日曜は乗車料無料になった市バスの全路線
2024.01.31 up
下部に日曜日の無料バスサービスの案内が記されたサンパウロ市営バスの車内
年に1回、サンパウロ市内では公共交通機関であるバスやメトロのストが実施され、運賃が確実に値上がりしていきます。昨年も12月から二年ぶりにメトロ代が値上がりし、一回の乗車が4.40レアル(133円)から5.00レアル(150円)になりました。サンパウロでは全区間が一律料金です。
例年、メトロとバス代は同じ料金のまま同時に同じ価格が値上がりしてきましたが、昨年はバスは4.40レアルのままで、メトロ代だけが5.00レアルに値上がりしました。市民にとっては交通費の値上がりは確実に生活への負担になります。
これを受けて、昨年12月11日、リカルド・ヌーネス・サンパウロ市長は、「ドミンゴン・タリファ・ゼロ-サンパウロを探訪、発見、生活する(Domingão Tarifa Zero-explore, descubra, viva São Paulo”)」というスローガンのもと、翌週の17日から日曜日には市内の全路線でバス料金の無料サービスを開始しました。日曜以外の祝祭日にも適用されます。
日曜日のサンパウロ市営バスのバス停の一つ
この措置は、公共交通機関の利用を促進し、レジャー、公園、スポーツセンター、文化イベントへのアクセスを拡大し、経済と雇用の供給を改善することを目的としています。
昨年のSPTrans(サンパウロ交通)の調査では、220万人の乗客が 1175の市営バスを利用していましたが、日曜日にはバスの空きスペースが時間帯によっては 60%あり、財源的にも日曜日に無料サービスを実施しても赤字にはならないということです。
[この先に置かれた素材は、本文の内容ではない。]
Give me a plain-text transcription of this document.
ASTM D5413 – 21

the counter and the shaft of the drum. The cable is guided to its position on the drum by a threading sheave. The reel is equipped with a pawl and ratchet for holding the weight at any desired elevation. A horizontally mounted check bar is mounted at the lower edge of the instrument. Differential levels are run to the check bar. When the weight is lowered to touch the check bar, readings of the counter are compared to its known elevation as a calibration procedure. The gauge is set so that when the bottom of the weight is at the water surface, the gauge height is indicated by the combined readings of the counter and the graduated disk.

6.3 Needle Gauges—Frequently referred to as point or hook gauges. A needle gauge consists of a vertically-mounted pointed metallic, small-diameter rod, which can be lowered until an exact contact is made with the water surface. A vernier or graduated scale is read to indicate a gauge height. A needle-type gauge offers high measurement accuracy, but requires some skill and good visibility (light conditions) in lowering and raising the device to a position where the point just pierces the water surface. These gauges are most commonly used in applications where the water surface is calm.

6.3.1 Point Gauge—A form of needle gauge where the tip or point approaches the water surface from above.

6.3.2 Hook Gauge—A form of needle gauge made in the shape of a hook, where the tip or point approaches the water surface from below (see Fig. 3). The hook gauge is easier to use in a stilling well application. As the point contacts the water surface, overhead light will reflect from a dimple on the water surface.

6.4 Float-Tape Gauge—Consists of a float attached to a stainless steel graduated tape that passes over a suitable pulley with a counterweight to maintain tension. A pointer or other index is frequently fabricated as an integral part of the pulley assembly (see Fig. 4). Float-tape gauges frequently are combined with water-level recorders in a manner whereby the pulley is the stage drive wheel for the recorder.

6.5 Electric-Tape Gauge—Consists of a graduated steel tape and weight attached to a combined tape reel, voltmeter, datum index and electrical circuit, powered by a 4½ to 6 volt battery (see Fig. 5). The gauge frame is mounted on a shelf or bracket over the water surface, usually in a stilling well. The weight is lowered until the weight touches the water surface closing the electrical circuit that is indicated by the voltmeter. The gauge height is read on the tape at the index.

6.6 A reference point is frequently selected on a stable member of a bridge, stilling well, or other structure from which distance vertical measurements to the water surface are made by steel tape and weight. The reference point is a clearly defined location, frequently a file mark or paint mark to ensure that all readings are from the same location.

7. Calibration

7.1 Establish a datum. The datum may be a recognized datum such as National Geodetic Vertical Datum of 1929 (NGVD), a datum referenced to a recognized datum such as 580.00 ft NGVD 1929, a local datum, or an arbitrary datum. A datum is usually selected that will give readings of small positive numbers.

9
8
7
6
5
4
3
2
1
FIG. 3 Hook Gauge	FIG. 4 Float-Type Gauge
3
一般的な労働者は会社から通勤用の交通費は支給されても、休日用の交通費は支給されません。子供が3人いる家庭の場合、往復のバス代だけで一日で44レアル(1325円)が必要になります。ブラジルではその価格は決して安いとは言えません。
バスの無料サービスにより、家族での往来が活発になる方が経済効果も高まり、市民生活の満足度も高まるということもあると、このサービスに対してヌネス市長も強調しました。
日曜日の無料バスサービスの案内が記されたサンパウロ市営バスの案内サイト
テレビやメトロ、バスの車両内でもこの新しいサービスについて大体的に案内されています。しかし、実際に日曜日にバスを利用してみると、思いの他、このサービスの利用者が少ないような印象を受けます。
日曜日には、国や民間施設、ショッピングモール以外に、市の運営する文化施設だけで78、公園・広場が112、スポーツ施設が45カ所あります。他にも歩行者天国で開催される露天市など、観光スポットにもなっている見どころもたくさんあります。
サンパウロ市内のバスはどこにでもアクセスでき、メトロを併用しなくてもどこにでも行けます。日曜日は運航するバスの便数は少ないですが、道路もすいており、渋滞に巻き込まれることも少なく、乗車できれば目的地までスムーズに到着できます。
今後、この新しい行政サービスがどのような結果になるか、サンパウロ市でも行方が注目されます。